Sa duplicité atteint un degré paradigmatique : solidaire, non pas avec sa communauté victime d’une épuration ethnique méthodique, mais avec l’appareil qui en tolère ou perpétue l’exécution. En se tenant aux côtés du bourreau plutôt qu’au chevet des siens, il renverse l’ordre moral le plus élémentaire. Ce choix, à la fois stratégie de survie et aveuglement volontaire, donne à son engagement public la dimension d’une trahison symbolique.
Sous le vernis de discours institutionnels, calibrés pour flatter les oreilles du pouvoir, transparaît la volonté d’éviter toute désignation précise des acteurs du drame et de remplacer les causes réelles par une rhétorique nébuleuse sur la paix et la réconciliation. Cette posture protège l’architecture du pouvoir et assure la pérennité de ses privilèges ministériels.
L’ironie est amère : depuis Kinshasa, il parle du sort des Banyamulenge comme d’une abstraction, alors que sa propre mère et l’une de ses sœurs vivent en exil au Rwanda, réfugiées à Kigali.
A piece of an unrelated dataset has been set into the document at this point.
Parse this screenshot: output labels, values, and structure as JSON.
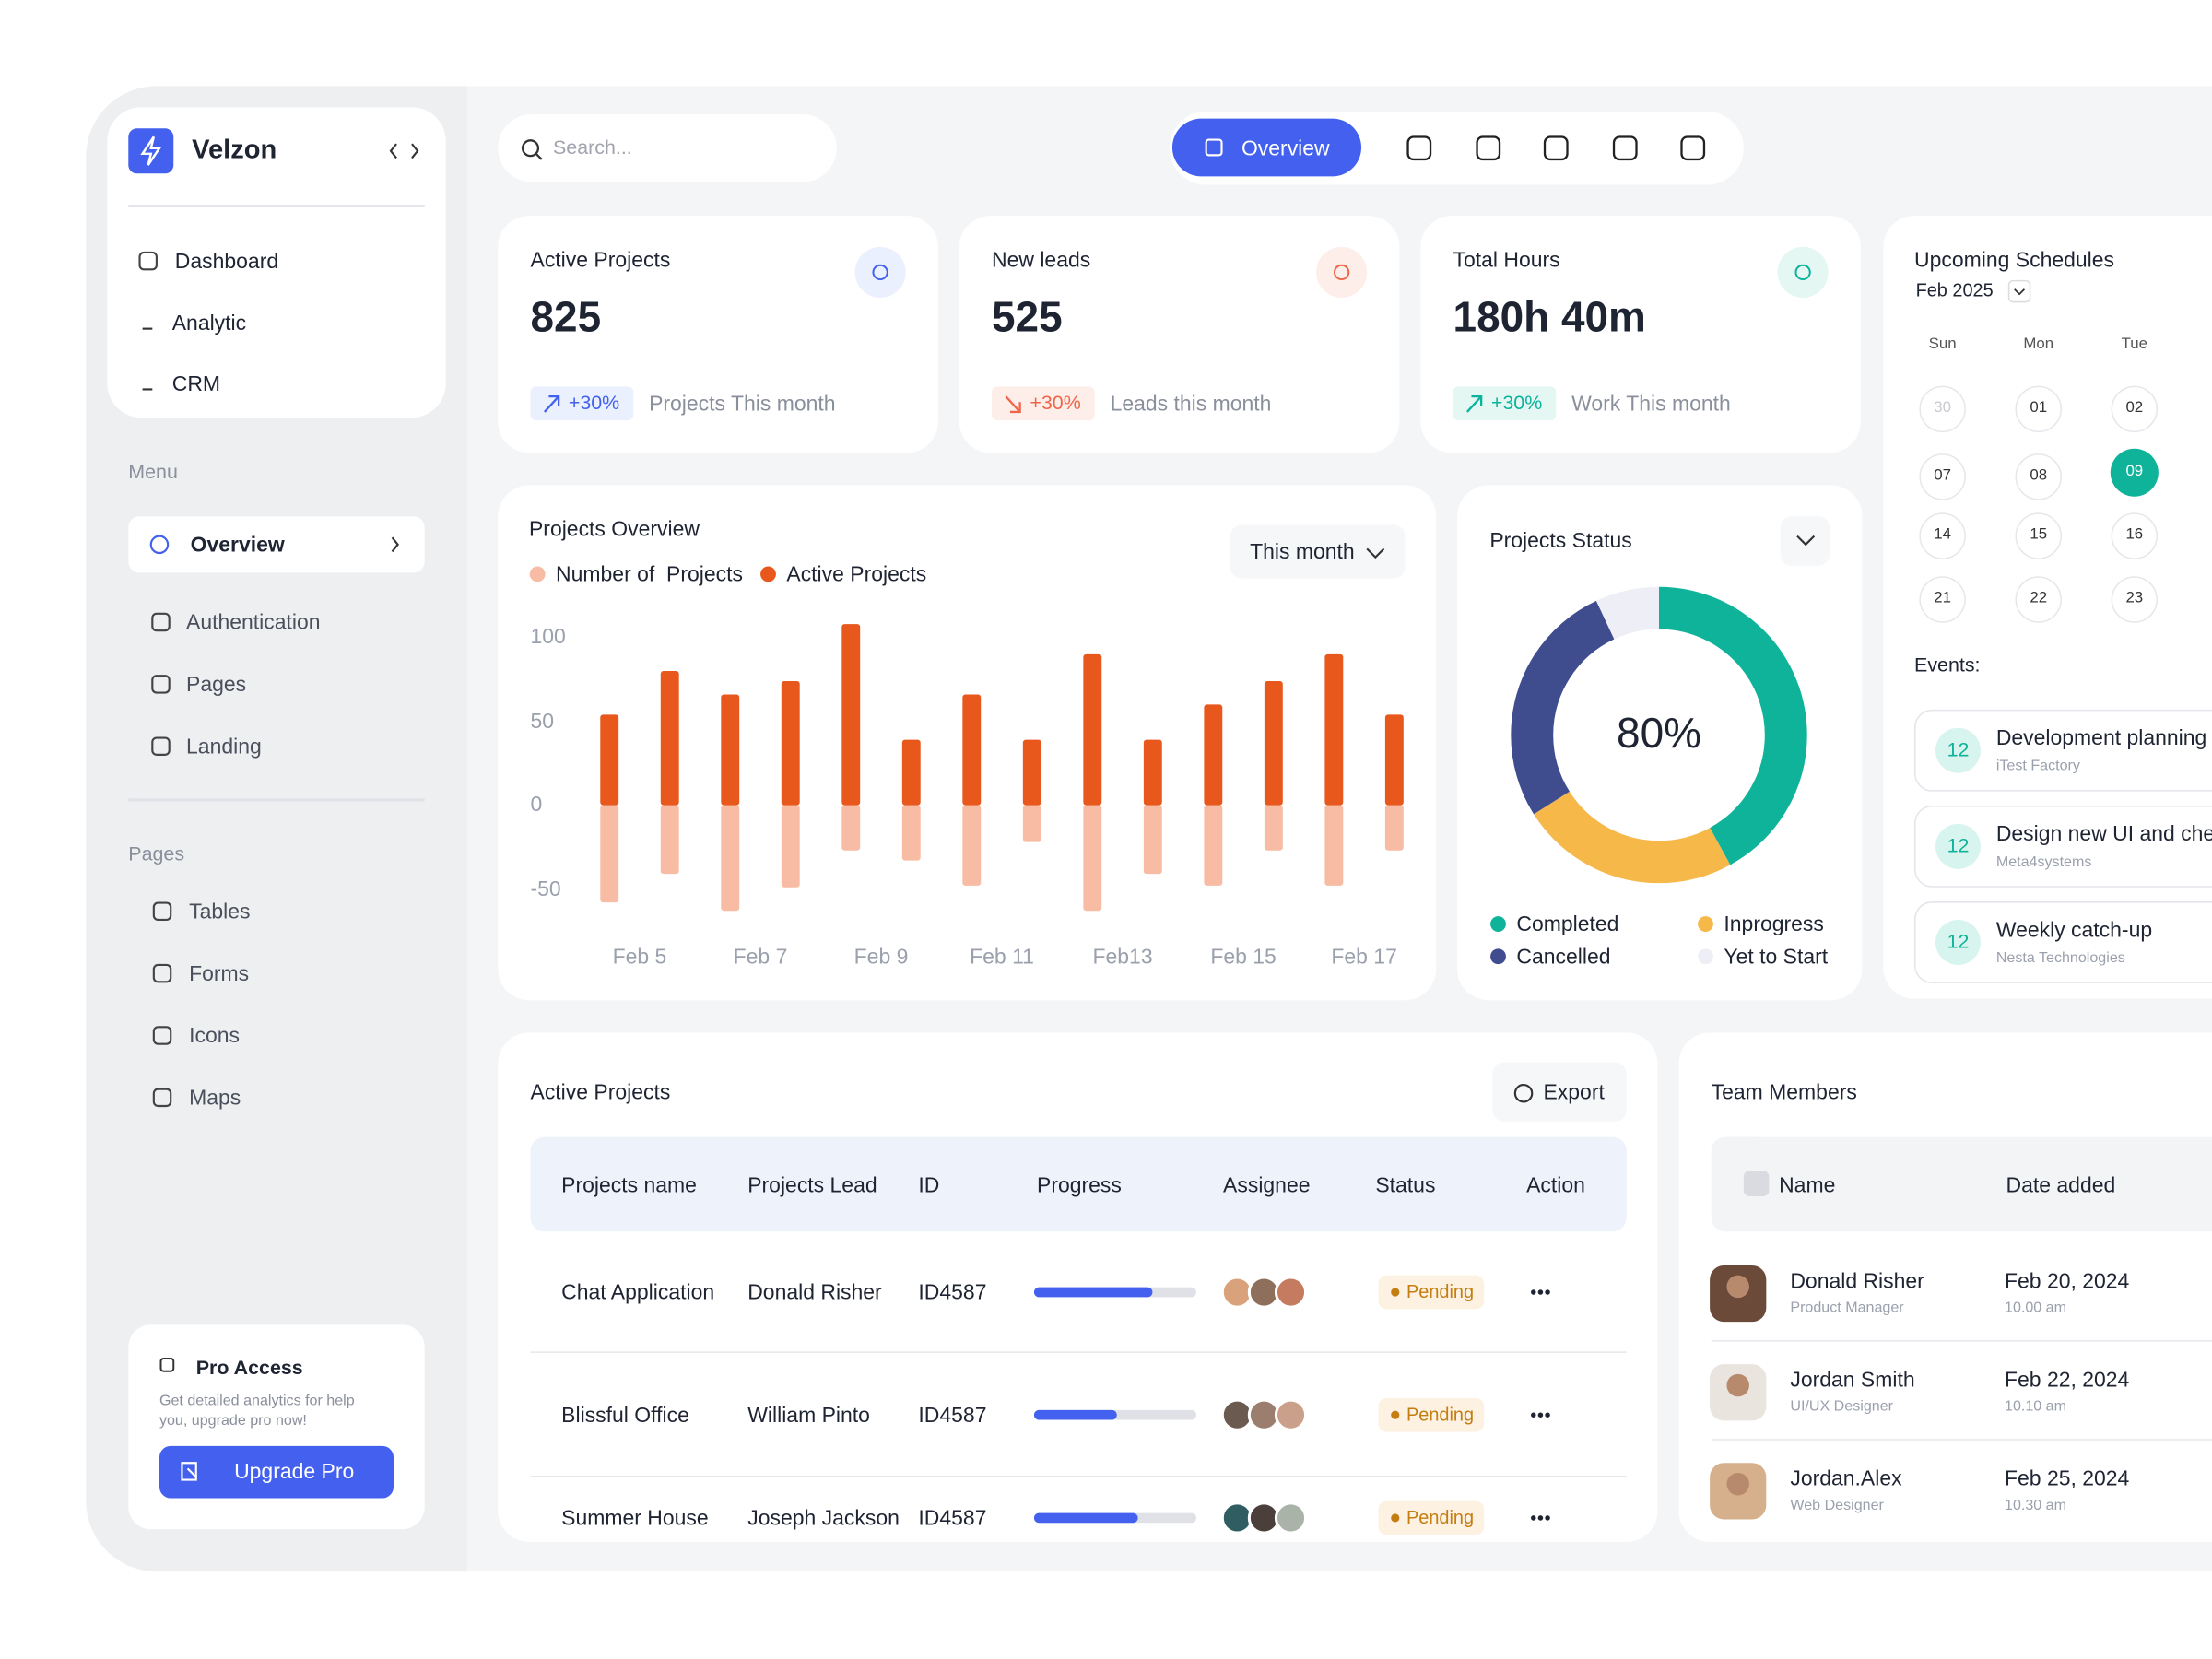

Cette réalité intime invalide ses discours édulcorés. Si le Minembwe qu’il présente comme sûr l’était vraiment, pourquoi donc sa mère n’y réside-t-elle pas ? Cette question simple dévoile la fracture entre rhétorique et vérité.
Ce fait, qui devrait nourrir ses paroles de vérité, ne trouble en rien la placidité avec laquelle il occulte la réalité. Il se présente comme porte-voix de sa communauté tout en l’instrumentalisant pour consolider sa position et servir d’alibi à l’appareil étatique.
Il ne s’agit pas d’innocence, mais d’un calcul méthodique. En évitant de nommer le mal et les acteurs politiques et militaires responsables des violences dans les Hauts-Plateaux, il ménage ceux qui l’ont porté aux honneurs. Ce silence a un prix : l’oubli programmé des morts et la réduction des vivants au rang de monnaie d’échange dans les tractations politiques.
Plus grave encore, il refuse de désigner explicitement les Banyamulenge de Gatumba, victimes d’un massacre dont la mémoire devrait être au cœur de toute parole honnête. Les dissoudre dans un lexique flou du « Congolais d’ici et de là-bas » constitue une falsification délibérée et une faute morale : dénier aux victimes leur identité et la spécificité de l’injustice subie, pour rendre le crime plus acceptable au pouvoir et plus discret aux yeux du monde.
En définitive, l’histoire retiendra moins ses discours policés que son rôle dans la mise en scène d’un pouvoir qui maquille l’extermination en crise humanitaire générique. En prêtant sa voix à cette opération d’enfumage, il s’inscrit dans la tradition des élites d’apparat, plus soucieuses de leur place à la table du festin que du sort de ceux qui, dans les collines du Sud-Kivu, sont voués à la disparition.
Et il est à craindre que, lorsque les archives parleront et que les bilans humains seront établis, le nom d’Alexis Gisaro ne soit pas cité comme celui d’un défenseur de son peuple, mais comme celui d’un prisonnier consentant de ses privilèges, devenu complice par omission.